# san diego california, looking to adopt two adolescent male rats



## Reitanna (Jan 8, 2016)

I've always gotten my pets at petco, but the problem is is that I never know how old they are. many of the things you hear about adopting from pet stores have never seemed true to me, but regardless, I'd like to try adopting from a breeder this time. as much as I'd love to rescue an older rat, we are not in the right situation to do so, since we just lost a rat today, leaving his brother behind. whether or not tommy will eventually take to two new boys is not the issue, it's that, when tommy goes (which should be soon because he's around three years of age), then the one I just adopted needs to already be familiar with the second rat, hence why I adopt pairs that have always spent time in the same cage. I know the process of introducing new rats to old ones, and I know it doesn't always work out, so yeah. I think tommy is the type to welcome new friends since he was the submissive rat between him and his brother. still, anything could happen.

I'm looking to adopt two males, preferably medium rats, and preferably as young as they're allowed to be adopted out (I like nice, long relationships with my babies). as I stated before, I have one rat, male, medium size, fancy, and rather old, though he still has LOTS of energy. he honestly acts like a baby. I have a critter nation habitat cage with two floors that can be separated if tommy ends up not getting along with the new babies, and I also have a completely separate cage to keep the babies quarantined until it's time to start the introduction process. I feed my rats lab blocks, not mixed food, and they drink the same water that I do; filtered, NOT from the sink. I also have a vet close to my home that specializes in rats; she helped treat Sammy and tommy's lice that they got from a wooden toy. T_T we now know to freeze wooden toys before giving them to the rats. I had Sammy and tommy since December, 2014, and they were not quite that young when I brought them home. my boyfriend and I love rats very much, neither of us smoke or drink, and we have no other pets. um... I'm not sure what other information to provide.

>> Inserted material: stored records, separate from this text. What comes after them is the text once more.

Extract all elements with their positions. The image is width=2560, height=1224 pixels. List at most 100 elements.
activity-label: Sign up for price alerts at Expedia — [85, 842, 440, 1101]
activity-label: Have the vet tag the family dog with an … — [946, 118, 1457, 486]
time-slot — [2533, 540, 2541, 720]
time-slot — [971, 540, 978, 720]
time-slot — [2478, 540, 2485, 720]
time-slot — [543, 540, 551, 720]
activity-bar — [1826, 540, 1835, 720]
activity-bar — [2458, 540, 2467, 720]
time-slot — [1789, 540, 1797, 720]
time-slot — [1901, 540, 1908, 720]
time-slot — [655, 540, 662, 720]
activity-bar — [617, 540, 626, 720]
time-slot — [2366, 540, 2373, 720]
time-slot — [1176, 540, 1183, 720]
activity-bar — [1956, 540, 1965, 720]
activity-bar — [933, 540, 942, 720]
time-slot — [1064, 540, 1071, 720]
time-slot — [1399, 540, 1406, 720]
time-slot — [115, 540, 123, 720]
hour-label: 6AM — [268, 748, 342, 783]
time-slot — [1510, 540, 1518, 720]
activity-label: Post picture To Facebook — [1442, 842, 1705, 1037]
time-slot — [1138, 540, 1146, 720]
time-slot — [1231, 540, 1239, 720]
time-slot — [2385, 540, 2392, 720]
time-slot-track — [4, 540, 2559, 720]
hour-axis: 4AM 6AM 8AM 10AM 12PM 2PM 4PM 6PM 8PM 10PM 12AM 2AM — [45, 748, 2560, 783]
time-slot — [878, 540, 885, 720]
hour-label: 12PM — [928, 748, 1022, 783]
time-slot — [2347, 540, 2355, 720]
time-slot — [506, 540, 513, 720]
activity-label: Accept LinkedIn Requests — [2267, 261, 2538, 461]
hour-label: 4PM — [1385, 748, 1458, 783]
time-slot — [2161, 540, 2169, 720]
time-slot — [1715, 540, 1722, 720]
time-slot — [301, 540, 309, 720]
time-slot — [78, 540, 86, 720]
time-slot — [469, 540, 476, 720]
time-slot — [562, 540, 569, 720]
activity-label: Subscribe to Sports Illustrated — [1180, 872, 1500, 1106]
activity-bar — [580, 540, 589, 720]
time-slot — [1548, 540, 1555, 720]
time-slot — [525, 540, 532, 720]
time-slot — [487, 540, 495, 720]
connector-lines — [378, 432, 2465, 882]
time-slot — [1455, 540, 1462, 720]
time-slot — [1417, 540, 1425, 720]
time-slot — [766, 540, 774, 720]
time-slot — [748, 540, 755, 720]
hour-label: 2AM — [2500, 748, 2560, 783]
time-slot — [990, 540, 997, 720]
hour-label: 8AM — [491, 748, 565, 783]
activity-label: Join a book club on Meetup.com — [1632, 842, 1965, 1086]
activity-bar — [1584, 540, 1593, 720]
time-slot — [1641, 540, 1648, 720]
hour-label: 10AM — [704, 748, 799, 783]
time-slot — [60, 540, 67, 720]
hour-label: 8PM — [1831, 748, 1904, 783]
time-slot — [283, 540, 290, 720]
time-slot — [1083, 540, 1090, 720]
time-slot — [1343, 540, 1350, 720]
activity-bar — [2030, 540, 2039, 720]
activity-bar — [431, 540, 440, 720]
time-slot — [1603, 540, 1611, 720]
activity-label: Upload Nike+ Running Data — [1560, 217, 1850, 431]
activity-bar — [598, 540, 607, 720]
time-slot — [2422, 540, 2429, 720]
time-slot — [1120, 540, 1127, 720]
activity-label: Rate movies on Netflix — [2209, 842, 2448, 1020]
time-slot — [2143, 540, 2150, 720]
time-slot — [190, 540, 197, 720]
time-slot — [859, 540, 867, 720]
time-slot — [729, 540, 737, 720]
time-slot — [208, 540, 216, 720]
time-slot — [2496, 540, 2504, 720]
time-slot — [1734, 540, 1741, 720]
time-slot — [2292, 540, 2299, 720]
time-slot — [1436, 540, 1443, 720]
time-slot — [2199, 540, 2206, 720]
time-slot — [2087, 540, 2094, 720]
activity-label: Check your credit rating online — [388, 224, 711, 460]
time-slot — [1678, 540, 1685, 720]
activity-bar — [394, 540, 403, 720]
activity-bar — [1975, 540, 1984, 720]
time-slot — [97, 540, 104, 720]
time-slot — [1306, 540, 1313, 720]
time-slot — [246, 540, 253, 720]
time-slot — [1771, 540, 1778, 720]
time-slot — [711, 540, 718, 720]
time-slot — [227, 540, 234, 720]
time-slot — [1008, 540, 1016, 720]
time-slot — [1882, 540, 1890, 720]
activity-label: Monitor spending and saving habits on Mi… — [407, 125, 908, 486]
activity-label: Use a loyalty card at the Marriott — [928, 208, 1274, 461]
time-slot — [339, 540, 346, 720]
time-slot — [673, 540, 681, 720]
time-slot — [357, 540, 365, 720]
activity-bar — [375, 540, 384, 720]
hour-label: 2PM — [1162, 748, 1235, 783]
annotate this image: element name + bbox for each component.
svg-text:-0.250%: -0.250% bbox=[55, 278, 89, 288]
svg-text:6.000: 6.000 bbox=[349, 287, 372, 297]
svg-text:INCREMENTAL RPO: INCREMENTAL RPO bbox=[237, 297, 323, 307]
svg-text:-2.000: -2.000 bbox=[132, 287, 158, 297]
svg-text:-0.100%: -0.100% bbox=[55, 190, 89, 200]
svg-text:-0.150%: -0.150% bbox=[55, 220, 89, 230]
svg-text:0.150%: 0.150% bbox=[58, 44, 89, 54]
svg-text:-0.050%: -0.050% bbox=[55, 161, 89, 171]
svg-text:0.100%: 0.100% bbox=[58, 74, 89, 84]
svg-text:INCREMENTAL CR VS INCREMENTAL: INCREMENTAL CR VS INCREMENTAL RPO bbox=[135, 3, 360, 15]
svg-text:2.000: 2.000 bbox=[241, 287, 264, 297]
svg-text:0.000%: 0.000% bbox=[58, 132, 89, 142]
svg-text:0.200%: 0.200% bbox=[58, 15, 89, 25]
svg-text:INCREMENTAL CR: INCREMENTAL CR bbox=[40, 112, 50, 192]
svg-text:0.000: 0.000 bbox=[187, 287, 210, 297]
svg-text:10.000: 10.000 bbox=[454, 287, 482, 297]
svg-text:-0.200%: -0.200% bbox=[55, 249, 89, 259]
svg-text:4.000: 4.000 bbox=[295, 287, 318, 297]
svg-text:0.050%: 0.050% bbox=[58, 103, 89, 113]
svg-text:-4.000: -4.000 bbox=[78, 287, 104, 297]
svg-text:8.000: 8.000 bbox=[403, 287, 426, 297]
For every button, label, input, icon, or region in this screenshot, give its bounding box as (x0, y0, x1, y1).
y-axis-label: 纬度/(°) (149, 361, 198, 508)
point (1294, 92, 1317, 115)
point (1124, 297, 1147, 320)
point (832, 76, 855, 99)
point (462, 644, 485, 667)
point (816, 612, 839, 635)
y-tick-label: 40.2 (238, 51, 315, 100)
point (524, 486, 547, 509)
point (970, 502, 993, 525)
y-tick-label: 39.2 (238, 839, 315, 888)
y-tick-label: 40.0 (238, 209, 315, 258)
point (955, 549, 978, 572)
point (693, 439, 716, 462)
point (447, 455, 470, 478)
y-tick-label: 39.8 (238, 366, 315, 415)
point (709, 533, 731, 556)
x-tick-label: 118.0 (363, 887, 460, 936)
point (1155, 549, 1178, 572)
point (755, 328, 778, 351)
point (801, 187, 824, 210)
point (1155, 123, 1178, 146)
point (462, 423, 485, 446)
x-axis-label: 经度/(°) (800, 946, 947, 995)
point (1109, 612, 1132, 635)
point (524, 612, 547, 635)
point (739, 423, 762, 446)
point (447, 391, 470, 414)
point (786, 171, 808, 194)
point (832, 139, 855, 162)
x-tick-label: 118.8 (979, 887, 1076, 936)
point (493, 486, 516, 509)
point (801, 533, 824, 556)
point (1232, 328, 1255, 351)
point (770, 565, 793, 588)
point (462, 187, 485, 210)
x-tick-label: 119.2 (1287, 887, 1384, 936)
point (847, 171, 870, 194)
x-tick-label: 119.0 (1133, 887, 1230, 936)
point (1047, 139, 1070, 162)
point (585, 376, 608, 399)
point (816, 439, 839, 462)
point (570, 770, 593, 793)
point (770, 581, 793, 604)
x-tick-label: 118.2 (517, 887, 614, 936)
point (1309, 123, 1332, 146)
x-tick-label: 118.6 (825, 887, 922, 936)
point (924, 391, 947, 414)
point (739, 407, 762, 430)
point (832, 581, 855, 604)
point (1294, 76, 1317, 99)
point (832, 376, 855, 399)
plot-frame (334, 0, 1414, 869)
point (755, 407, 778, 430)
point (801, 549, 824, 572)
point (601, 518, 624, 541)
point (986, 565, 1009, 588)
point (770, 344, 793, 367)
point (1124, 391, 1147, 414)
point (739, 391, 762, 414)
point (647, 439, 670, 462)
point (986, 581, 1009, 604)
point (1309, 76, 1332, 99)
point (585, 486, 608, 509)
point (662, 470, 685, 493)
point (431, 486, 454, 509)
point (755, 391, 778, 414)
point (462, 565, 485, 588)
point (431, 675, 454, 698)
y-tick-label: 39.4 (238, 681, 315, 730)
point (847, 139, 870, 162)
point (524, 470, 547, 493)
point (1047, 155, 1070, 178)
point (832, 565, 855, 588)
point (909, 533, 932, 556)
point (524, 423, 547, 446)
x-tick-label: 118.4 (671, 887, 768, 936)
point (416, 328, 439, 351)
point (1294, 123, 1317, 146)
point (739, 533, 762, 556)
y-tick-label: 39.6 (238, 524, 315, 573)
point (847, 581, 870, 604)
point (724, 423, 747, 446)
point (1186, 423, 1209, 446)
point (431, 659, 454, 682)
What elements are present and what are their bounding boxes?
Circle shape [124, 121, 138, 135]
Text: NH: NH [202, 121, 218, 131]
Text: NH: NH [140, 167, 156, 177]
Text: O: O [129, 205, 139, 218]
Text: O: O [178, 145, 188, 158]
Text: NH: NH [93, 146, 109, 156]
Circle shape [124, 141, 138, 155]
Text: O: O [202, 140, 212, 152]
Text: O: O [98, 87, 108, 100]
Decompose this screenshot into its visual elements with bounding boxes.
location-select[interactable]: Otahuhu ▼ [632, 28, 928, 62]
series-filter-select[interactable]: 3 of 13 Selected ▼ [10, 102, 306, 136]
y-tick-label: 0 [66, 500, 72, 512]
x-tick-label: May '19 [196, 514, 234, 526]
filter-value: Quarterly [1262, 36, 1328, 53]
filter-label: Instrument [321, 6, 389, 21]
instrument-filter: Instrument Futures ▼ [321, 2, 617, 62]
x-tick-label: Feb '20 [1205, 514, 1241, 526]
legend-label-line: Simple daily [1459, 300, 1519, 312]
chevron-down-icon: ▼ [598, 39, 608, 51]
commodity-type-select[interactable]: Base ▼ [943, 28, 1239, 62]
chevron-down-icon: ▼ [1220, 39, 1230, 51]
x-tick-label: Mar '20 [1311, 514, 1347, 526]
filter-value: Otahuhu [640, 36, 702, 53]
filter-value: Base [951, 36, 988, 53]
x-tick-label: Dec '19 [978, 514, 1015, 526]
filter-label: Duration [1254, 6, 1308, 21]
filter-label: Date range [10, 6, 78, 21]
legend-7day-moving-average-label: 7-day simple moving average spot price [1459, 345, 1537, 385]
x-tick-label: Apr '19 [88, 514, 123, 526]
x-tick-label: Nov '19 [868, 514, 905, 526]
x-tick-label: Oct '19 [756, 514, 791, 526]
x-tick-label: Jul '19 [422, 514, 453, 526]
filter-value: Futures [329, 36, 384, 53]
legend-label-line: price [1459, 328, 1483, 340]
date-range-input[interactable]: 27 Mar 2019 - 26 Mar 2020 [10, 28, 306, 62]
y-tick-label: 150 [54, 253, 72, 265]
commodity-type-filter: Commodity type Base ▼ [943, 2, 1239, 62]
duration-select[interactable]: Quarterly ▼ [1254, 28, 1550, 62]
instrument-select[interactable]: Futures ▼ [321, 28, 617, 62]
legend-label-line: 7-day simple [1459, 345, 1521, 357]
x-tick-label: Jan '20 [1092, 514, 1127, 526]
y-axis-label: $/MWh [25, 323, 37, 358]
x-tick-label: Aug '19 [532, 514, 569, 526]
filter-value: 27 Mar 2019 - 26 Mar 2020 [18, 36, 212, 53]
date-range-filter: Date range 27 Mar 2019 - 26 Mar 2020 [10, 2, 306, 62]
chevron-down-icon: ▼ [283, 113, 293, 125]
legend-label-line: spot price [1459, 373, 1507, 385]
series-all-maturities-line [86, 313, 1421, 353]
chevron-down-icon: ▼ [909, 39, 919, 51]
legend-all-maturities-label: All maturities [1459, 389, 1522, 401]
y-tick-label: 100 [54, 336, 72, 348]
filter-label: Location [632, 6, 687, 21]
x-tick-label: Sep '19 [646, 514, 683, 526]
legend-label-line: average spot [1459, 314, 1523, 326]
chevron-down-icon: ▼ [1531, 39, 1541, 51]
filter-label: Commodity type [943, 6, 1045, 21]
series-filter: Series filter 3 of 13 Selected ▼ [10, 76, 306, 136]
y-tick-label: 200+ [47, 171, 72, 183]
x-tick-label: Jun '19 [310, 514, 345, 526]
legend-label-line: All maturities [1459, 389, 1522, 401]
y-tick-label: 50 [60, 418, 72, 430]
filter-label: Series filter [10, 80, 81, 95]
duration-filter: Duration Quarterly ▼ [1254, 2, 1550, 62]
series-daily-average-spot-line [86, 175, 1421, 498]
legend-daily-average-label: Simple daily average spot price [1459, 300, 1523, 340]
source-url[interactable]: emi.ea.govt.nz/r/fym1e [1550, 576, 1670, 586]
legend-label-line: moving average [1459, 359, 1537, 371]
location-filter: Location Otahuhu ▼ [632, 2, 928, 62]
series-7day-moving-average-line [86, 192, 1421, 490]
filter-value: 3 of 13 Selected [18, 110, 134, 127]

I know looking for breeders can be risky, but I've read the red flags section, and I TRIED going to that site, black wolf rattery or whatever, but it's all in Japanese, and I can't figure out how to translate it. I'd prefer someone who is decently close to Poway, just because I know riding in a car can frighten ratties of all ages. this is my first time adopting from a breeder, so I want to make sure I'm adopting from a GOOD one, not someone who is shady. I hope to hear from someone who can help me out.

DO note that, when I meet said breeder, I will be with my boyfriend who might do most of the talking. I suffer from social anxiety disorder, so I have problems around strangers. I tend to do better when animals are involved, though. I can actually look my vet in the eyes for a prolonged period of time. XD so yeah, me being quiet and shy is NOT a sign of me being a shady owner, I consider my pets as children.


----------



## katorres (Feb 24, 2017)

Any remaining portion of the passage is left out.